It happens more than you'd like to believe. A small company upgrades its storage infrastructure and puts all of its data on a high availability RAID array with dual controllers and battery backup for its write buffers. A large IT organization sets up a remote mirror of its critical storage for immediate recovery from a disaster in its local data center. Both companies are thrilled with the performance and availability that their new storage systems deliver, but neither fully considered the fact that having a Storage Area Network (SAN) and/or RAID array, even with remote mirroring, is not the same as having a comprehensive data management strategy.
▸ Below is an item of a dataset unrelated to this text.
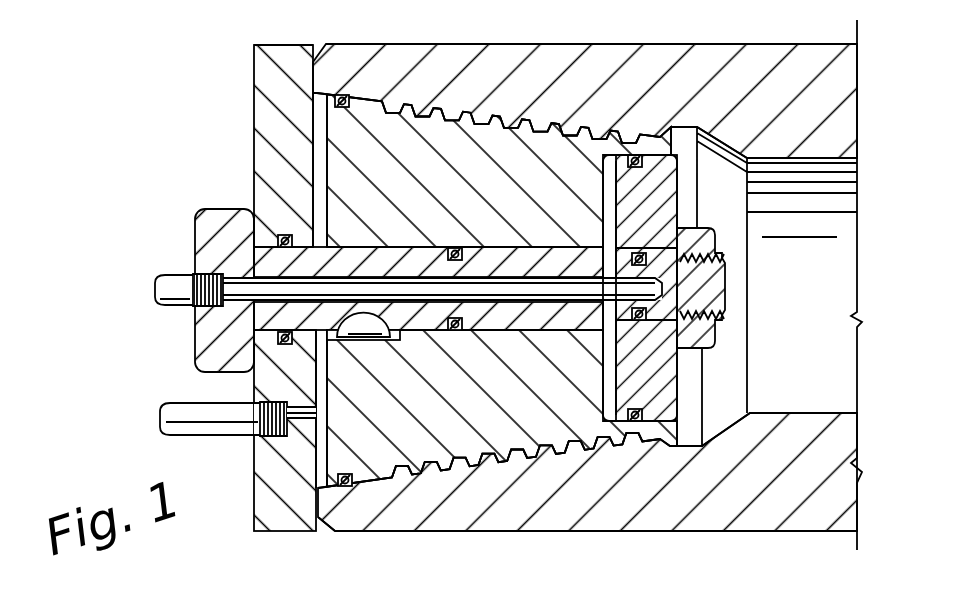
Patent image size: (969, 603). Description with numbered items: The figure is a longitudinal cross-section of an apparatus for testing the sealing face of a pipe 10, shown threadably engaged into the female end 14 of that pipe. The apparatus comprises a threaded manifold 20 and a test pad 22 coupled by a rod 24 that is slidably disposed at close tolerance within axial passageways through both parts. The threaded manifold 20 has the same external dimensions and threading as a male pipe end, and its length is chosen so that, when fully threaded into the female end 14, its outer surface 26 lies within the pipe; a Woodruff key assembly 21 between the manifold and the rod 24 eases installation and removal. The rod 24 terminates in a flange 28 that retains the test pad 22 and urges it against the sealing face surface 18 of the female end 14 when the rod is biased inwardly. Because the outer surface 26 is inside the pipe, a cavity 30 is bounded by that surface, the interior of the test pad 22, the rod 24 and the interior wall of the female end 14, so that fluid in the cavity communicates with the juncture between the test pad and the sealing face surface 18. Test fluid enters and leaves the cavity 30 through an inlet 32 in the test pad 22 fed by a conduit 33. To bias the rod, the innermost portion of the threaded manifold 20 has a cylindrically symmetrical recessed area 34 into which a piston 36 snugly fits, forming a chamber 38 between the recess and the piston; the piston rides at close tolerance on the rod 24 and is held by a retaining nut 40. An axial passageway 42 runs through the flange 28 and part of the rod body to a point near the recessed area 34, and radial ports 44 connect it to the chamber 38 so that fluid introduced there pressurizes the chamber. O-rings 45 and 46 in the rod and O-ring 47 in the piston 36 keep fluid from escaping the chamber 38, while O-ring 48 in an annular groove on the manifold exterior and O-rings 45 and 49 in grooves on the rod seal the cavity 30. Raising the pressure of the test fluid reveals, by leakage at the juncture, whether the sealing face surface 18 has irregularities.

Then the disaster strikes. It's not the one they planned for: the single disk failure that would have left the RAID array intact, or the data center fire that would have caused a failover to the remote site. An improperly patched database management system scribbles all over the customer database. In the case of the large IT organization, the error is instantly replicated on the remote mirror. And there's no backup tape.
What was the root cause of the problem in these examples? Bad RAID technology? Not necessarily. These organizations didn't have a well-constructed data management policy. Every organization needs a policy for data performance, availability, and retention, and the technology to support it. RAID (and possibly a Storage Area Network) is one tool you'll probably need, but it's not the only one you'll need. Every data management policy must include stable-state backups on media (such as tape) that stores your data not in motion.
RAID: Just one tool in the data management shed
RAID, a Redundant Array of Inexpensive Disks, was once confined to enterprise data centers.Today you can buy a RAID device for your desktop computer for only a couple hundred dollars. RAID makes everyone feel that their data is safe. If you use RAID, you should consider what it does for you and what it doesn't do for you.
Disk drives, because they rely on moving parts, are the most fallible part of a computing system. RAID techniques allow you to use multiple, lowcost disks to create a disk subsystem that has overall higher reliability and/or performance than a single disk by itself. RAID will typically play an important role in your data performance and availability strategy, but it alone does not constitute a data retention policy.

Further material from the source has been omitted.